3. Tahap Implementasi (22 – 25 tahun)
Pada tahap ini individu mulai mencoba-coba merasakan ’bekerja’ dalam arti
yang sesungguhnya berdasarkan pilihan karirnya.
4. Tahap Stabilisasi (26 – 35 tahun)
Pada tahap ini individu berada jenjang dimana pekerjaan merupakan bagian dari
kehidupan yang berjalan dengan menyenangkan.
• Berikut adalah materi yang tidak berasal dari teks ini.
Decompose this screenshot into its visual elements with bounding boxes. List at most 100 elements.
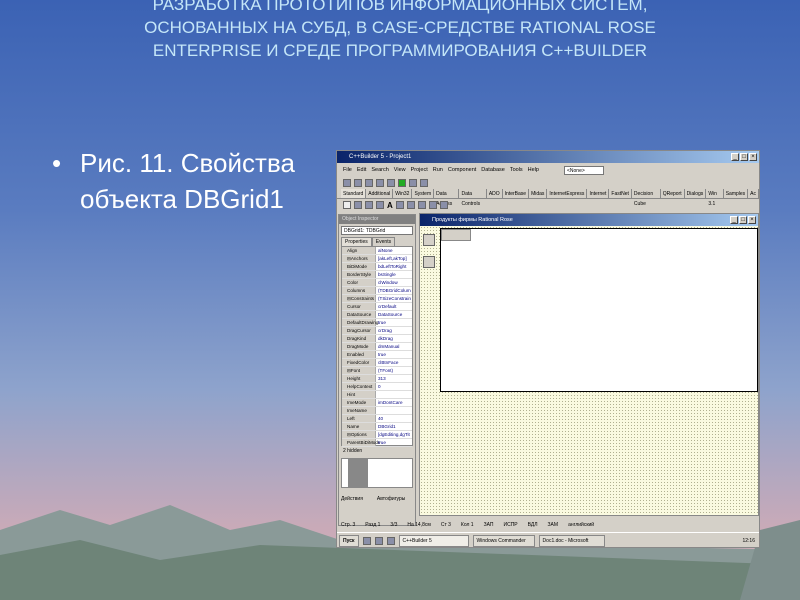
property-value[interactable] <box>376 407 378 414</box>
property-row[interactable]: ImeMode imDontCare <box>342 399 412 407</box>
tab[interactable]: Win32 <box>393 189 413 198</box>
maximize-icon[interactable]: □ <box>740 153 748 161</box>
tab[interactable]: Internet <box>587 189 610 198</box>
quicklaunch-icon[interactable] <box>374 537 383 545</box>
tab[interactable]: Additional <box>366 189 394 198</box>
property-row[interactable]: BiDiMode bdLeftToRight <box>342 263 412 271</box>
tab-properties[interactable]: Properties <box>341 237 372 246</box>
tab[interactable]: Standard <box>341 189 367 198</box>
save-icon[interactable] <box>365 179 373 187</box>
property-row[interactable]: ⊟Constraints (TSizeConstrain <box>342 295 412 303</box>
property-row[interactable]: DefaultDrawing true <box>342 319 412 327</box>
datasource-component-icon[interactable] <box>423 256 435 268</box>
property-row[interactable]: Enabled true <box>342 351 412 359</box>
minimize-icon[interactable]: _ <box>731 153 739 161</box>
property-value[interactable]: true <box>376 351 386 358</box>
tab[interactable]: ADO <box>487 189 503 198</box>
property-row[interactable]: Left 40 <box>342 415 412 423</box>
property-row[interactable]: HelpContext 0 <box>342 383 412 391</box>
quicklaunch-icon[interactable] <box>386 537 395 545</box>
property-row[interactable]: ⊟Options [dgEditing,dgTit <box>342 431 412 439</box>
tab-events[interactable]: Events <box>371 237 396 246</box>
component-icon[interactable] <box>428 201 437 209</box>
open-icon[interactable] <box>354 179 362 187</box>
open-project-icon[interactable] <box>376 179 384 187</box>
close-icon[interactable]: × <box>749 153 757 161</box>
component-icon[interactable] <box>376 201 384 209</box>
component-icon[interactable] <box>417 201 426 209</box>
quicklaunch-icon[interactable] <box>362 537 371 545</box>
property-row[interactable]: BorderStyle bsSingle <box>342 271 412 279</box>
add-icon[interactable] <box>387 179 395 187</box>
property-value[interactable]: 0 <box>376 383 381 390</box>
property-value[interactable]: true <box>376 319 386 326</box>
property-value[interactable]: dmManual <box>376 343 399 350</box>
property-value[interactable]: crDefault <box>376 303 396 310</box>
property-value[interactable]: 40 <box>376 415 383 422</box>
task-windows-commander[interactable]: Windows Commander 5.0 <box>472 535 535 547</box>
menu-help[interactable]: Help <box>528 167 539 173</box>
pointer-icon[interactable] <box>343 201 351 209</box>
new-icon[interactable] <box>343 179 351 187</box>
tab[interactable]: Midas <box>529 189 548 198</box>
property-value[interactable]: DBGrid1 <box>376 423 396 430</box>
close-icon[interactable]: × <box>748 216 756 224</box>
tab[interactable]: FastNet <box>609 189 632 198</box>
property-row[interactable]: DataSource DataSource <box>342 311 412 319</box>
menu-view[interactable]: View <box>394 167 406 173</box>
property-row[interactable]: Cursor crDefault <box>342 303 412 311</box>
maximize-icon[interactable]: □ <box>739 216 747 224</box>
property-row[interactable]: DragCursor crDrag <box>342 327 412 335</box>
component-icon[interactable] <box>406 201 415 209</box>
property-row[interactable]: DragKind dkDrag <box>342 335 412 343</box>
tab[interactable]: Samples <box>724 189 749 198</box>
tab[interactable]: Ac <box>748 189 759 198</box>
menu-component[interactable]: Component <box>448 167 476 173</box>
menu-file[interactable]: File <box>343 167 352 173</box>
property-row[interactable]: DragMode dmManual <box>342 343 412 351</box>
task-word[interactable]: Doc1.doc - Microsoft Word <box>538 535 605 547</box>
property-value[interactable]: alNone <box>376 247 393 254</box>
property-value[interactable]: 313 <box>376 375 386 382</box>
property-value[interactable]: (TDBGridColum <box>376 287 411 294</box>
label-component-icon[interactable]: A <box>387 201 393 210</box>
property-row[interactable]: FixedColor clBtnFace <box>342 359 412 367</box>
menu-tools[interactable]: Tools <box>510 167 523 173</box>
property-row[interactable]: Align alNone <box>342 247 412 255</box>
property-value[interactable]: true <box>376 439 386 446</box>
property-row[interactable]: ⊟Font (TFont) <box>342 367 412 375</box>
pause-icon[interactable] <box>409 179 417 187</box>
property-value[interactable]: imDontCare <box>376 399 403 406</box>
property-value[interactable]: crDrag <box>376 327 392 334</box>
property-value[interactable]: [dgEditing,dgTit <box>376 431 410 438</box>
property-value[interactable]: dkDrag <box>376 335 393 342</box>
tab[interactable]: Win 3.1 <box>706 189 724 207</box>
menu-database[interactable]: Database <box>481 167 505 173</box>
menu-edit[interactable]: Edit <box>357 167 366 173</box>
tab[interactable]: Dialogs <box>685 189 707 198</box>
dbgrid1[interactable] <box>440 228 758 392</box>
object-selector[interactable]: DBGrid1: TDBGrid <box>341 226 413 235</box>
menu-search[interactable]: Search <box>371 167 388 173</box>
property-value[interactable]: (TSizeConstrain <box>376 295 411 302</box>
menu-project[interactable]: Project <box>411 167 428 173</box>
property-row[interactable]: Columns (TDBGridColum <box>342 287 412 295</box>
tab[interactable]: InternetExpress <box>547 189 588 198</box>
component-icon[interactable] <box>439 201 448 209</box>
property-value[interactable]: DataSource <box>376 311 402 318</box>
property-row[interactable]: Name DBGrid1 <box>342 423 412 431</box>
tab[interactable]: Data Controls <box>459 189 487 207</box>
table-component-icon[interactable] <box>423 234 435 246</box>
tab[interactable]: Data Access <box>434 189 460 207</box>
step-icon[interactable] <box>420 179 428 187</box>
minimize-icon[interactable]: _ <box>730 216 738 224</box>
component-icon[interactable] <box>395 201 404 209</box>
component-combo[interactable]: <None> <box>563 165 604 175</box>
property-value[interactable]: clBtnFace <box>376 359 398 366</box>
property-row[interactable]: ImeName <box>342 407 412 415</box>
task-cbuilder[interactable]: C++Builder 5 <box>398 535 469 547</box>
actions-menu[interactable]: Действия <box>341 496 363 502</box>
property-row[interactable]: ⊟Anchors [akLeft,akTop] <box>342 255 412 263</box>
property-value[interactable] <box>376 391 378 398</box>
autoshapes-menu[interactable]: Автофигуры <box>377 496 405 502</box>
5. Tahap Konsolidasi (36 – 40 tahun)
Pada tahap ini Individu dapat dikatakan mulai melakukan rangkaian kompromi
dalam pekerjaan yang dilakukannya, seperti berkompromi dengan promosi
jabatan, kenaikan gaji yang minim, dan para pekerja baru yang berusia lebih
muda dengan pendidikan yang lebih tinggi.
6. Tahap Persiapan Menuju Pensiun (55 tahun)
Pada tahap ini, individu tidak lagi dapat dikatakan sebagai seseorang yang
produktif dalam arti yang sesungguhnya, karena ia cenderung lebih terfokus
pada masa pensiun yang akan dihadapi dari pada pekerjaan yang sedang
dilakukannya.
2.6
Kerangka Berpikir
Dewasa muda
Karir/Bekerja
Doesn’t
have
romantic
partner (lajang) / ≠ menikah
Psychological
Well-being
Loneliness
Gambar 2.1 Kerangka berpikir
Dewasa muda adalah usia dimana individu akan mengalami berbagai
episode kehidupan seperti jatuh cinta, menyelesaikan pendidikan, memulai karir,
menikah dan membentuk keluarga. Menurut Erikson (dalam Papalia, Olds, &
Feldman, 2004), tugas utama dalam tahap perkembangan dewasa muda adalah
menyelesaikan krisis intimacy vs isolation. Intimacy dapat dicapai dengan menjalin
hubungan interpersonal yang intim dan membuat komitmen dengan orang lain. Jika
hal ini tidak terpenuhi maka seseorang akan rentan mengalami loneliness. Tetapi
meniti karir menjadi hal yang utama bagi laki-laki maupun perempuan di era modern
ini, dimana mereka lebih leluasa menyalurkan kemampuannya untuk meniti karir.
Seseorang yang memiliki karir yang bagus akan memiliki psychological well-being
yang baik. Berdasarkan fenomena dewasa muda lajang dan berkarir maka peneliti
berasumsi terdapat keterkaitan antara loneliness dengan psychological well-being.